1971–2007 (ZDF). Musikshow mit vielen bekannten Gästen aus dem Bereich der Volksmusik und des deutschen Schlagers, die ihre Lieder singen.

Die erste Sendung moderierten Peter Puder und Udo Schröder. Ihnen folgten Maxl Graf und die österreichische Schlagersängerin Lolita. Am 8. April 1978 übernahm Carolin Reiber für Lolita – es war ihre erste Volksmusiksendung und ihre erste bundesweite Moderation. Sie war außerdem die erste Festangestellte des Bayerischen Rundfunks, die eine Genehmigung erhielt, nebenbei für ein anderes Programm tätig zu sein. Sieben Sendungen moderierte Reiber gemeinsam mit Maxl Graf und von 1980 bis 1984 weitere zwölf mit Elmar Gunsch.
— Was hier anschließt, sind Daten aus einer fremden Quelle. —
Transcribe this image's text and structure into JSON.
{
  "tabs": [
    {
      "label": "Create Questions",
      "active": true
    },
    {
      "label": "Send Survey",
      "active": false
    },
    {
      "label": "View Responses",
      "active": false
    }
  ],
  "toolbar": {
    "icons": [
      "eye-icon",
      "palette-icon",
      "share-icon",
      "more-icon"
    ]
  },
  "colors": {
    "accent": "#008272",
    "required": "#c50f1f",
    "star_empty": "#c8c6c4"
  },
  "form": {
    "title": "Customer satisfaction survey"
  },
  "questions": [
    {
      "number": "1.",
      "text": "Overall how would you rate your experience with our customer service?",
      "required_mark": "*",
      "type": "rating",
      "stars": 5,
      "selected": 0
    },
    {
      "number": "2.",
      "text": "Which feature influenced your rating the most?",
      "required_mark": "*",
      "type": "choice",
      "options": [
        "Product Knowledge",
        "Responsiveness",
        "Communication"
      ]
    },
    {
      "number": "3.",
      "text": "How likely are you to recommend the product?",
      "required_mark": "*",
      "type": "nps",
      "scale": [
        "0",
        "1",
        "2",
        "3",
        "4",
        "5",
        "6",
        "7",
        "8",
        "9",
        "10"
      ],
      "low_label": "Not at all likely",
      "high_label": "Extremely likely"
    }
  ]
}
Erst nach neun Jahren Pause kehrten die Musikanten 1993 auf den Bildschirm zurück, nun moderierte das Volksmusik-Duo Marianne und Michael. Im Sommer waren die beiden oft mit Openair-Veranstaltungen in verschiedenen Städten unterwegs. Diese Shows heißen seit 1999 Lustige Musikanten on tour.